Uma onda de calor prevista para persistir até pelo menos sábado, dia 26, tem o potencial de estabelecer recordes de temperatura no Brasil. De acordo com a análise dos meteorologistas, o calor que o país enfrentará nesta terceira semana de agosto é mais típico de setembro e outubro.
A partir desta terça-feira, 22 de agosto, segundo o Climatempo, os termômetros irão subir devido a uma grande massa de ar quente e seco que cobre grande parte do território brasileiro.
Segundo as projeções do Instituto Nacional de Meteorologia (Inmet), seis estados, além do Distrito Federal, enfrentarão os impactos mais significativos: Mato Grosso do Sul, Mato Grosso, Goiás, Minas Gerais, São Paulo e Rio de Janeiro.

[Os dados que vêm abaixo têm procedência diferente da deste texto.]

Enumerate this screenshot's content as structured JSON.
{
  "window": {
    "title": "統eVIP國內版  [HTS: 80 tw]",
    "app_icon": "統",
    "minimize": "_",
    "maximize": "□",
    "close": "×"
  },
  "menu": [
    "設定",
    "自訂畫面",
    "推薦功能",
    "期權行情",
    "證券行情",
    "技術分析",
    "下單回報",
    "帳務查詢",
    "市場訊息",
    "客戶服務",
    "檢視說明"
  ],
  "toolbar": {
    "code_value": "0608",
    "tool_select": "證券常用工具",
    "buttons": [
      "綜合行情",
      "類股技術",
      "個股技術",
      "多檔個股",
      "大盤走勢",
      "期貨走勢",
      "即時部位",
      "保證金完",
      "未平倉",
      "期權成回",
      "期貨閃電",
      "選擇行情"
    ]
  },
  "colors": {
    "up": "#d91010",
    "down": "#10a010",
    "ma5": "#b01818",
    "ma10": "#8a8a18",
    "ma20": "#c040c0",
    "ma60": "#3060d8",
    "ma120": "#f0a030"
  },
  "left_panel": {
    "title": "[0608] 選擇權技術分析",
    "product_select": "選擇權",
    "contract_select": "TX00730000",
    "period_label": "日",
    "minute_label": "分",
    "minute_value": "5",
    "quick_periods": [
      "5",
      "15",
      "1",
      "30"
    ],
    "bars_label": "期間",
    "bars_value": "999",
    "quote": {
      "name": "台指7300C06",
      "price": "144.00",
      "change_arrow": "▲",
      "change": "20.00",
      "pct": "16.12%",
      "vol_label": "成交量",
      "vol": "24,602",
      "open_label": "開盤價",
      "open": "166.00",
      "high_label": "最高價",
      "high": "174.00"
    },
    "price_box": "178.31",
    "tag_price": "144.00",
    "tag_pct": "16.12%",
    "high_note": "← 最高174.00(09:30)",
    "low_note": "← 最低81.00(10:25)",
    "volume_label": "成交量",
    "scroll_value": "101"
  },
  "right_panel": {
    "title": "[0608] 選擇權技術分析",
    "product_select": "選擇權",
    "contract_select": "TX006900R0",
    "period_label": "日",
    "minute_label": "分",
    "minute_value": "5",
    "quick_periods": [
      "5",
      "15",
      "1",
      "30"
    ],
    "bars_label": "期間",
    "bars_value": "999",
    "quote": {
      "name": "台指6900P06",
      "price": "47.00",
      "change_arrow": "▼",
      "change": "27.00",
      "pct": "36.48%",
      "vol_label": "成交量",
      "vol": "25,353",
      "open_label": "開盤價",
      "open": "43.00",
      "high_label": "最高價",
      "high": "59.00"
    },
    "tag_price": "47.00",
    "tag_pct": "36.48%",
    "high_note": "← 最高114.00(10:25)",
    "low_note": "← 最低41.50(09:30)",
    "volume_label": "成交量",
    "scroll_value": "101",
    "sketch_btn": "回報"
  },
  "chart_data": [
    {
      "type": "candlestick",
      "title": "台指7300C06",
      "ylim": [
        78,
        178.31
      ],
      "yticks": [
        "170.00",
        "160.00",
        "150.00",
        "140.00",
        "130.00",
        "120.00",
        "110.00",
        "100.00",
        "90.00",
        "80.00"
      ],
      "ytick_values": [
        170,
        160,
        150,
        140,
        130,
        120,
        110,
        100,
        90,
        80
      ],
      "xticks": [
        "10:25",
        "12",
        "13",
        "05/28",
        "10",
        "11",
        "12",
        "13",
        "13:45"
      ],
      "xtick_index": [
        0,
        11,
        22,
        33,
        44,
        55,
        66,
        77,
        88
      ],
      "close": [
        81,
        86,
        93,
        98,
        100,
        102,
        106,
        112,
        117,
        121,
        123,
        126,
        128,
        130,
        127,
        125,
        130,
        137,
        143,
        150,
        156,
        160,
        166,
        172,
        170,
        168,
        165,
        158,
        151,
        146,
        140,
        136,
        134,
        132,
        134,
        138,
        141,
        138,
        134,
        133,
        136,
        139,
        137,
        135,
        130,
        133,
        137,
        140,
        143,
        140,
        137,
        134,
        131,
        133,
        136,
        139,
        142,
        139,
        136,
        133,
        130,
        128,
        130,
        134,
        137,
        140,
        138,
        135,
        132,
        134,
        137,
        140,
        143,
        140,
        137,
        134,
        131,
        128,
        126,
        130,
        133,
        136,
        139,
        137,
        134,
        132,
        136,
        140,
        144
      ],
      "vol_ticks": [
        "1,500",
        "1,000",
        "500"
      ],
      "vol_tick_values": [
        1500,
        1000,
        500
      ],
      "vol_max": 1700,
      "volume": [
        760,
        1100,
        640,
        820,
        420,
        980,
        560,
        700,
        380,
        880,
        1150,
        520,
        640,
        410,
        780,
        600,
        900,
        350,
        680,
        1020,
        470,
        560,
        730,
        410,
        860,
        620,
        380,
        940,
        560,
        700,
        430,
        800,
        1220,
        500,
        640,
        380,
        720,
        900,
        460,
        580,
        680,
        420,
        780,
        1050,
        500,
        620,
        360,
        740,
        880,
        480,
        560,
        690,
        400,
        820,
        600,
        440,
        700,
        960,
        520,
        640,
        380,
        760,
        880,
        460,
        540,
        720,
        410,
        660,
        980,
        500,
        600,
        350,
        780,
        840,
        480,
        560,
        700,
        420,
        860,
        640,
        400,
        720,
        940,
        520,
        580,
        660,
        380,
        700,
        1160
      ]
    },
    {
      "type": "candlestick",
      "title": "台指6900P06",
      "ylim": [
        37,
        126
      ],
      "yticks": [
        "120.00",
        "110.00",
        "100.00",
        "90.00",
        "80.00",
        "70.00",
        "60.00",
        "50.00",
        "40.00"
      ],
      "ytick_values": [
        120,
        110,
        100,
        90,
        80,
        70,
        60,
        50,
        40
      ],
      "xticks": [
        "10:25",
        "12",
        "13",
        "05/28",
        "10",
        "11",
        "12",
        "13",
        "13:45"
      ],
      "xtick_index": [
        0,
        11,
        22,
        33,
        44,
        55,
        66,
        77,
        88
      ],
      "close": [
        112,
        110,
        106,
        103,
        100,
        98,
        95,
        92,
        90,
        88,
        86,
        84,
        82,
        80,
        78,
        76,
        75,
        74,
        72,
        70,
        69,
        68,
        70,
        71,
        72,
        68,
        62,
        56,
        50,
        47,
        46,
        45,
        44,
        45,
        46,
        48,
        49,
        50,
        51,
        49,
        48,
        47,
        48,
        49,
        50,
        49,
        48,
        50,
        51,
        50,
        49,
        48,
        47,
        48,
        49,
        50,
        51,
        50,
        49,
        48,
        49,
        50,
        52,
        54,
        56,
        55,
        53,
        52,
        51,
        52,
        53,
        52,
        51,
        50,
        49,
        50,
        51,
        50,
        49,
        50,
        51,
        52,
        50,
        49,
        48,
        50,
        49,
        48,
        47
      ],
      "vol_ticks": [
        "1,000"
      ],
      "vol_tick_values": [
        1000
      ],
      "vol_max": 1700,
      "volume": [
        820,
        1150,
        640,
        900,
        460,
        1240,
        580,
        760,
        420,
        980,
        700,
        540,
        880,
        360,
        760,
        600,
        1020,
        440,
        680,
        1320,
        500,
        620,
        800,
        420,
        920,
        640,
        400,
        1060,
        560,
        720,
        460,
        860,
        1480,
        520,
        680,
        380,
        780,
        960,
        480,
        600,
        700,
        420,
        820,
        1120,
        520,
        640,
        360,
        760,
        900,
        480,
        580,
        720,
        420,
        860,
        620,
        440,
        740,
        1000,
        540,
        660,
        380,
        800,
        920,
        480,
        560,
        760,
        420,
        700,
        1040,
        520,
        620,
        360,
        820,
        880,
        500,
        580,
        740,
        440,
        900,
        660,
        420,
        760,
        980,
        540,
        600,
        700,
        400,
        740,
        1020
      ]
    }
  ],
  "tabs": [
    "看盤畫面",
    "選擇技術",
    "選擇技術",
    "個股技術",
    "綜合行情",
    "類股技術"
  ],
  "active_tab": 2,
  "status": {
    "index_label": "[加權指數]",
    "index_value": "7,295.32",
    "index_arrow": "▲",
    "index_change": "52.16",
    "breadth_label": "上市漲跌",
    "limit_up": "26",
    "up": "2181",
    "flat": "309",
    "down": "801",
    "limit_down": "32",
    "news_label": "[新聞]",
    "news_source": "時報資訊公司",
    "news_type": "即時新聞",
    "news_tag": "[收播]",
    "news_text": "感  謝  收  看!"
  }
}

Embora o inverno de 2023 já tenha sido caracterizado por temperaturas elevadas em algumas regiões, o destaque desta previsão é que o aumento das temperaturas ocorrerá simultaneamente em diversos estados de diferentes partes do país, e com valores ainda mais altos.
Nos primeiros 21 dias deste mês, já foram observados picos de calor em todo o Brasil. Em Cuiabá, em 10 de agosto, os termômetros atingiram 40,4°C, estabelecendo um novo recorde de temperatura máxima do ano no país, de acordo com as medições realizadas pelo Instituto Nacional de Meteorologia (Inmet).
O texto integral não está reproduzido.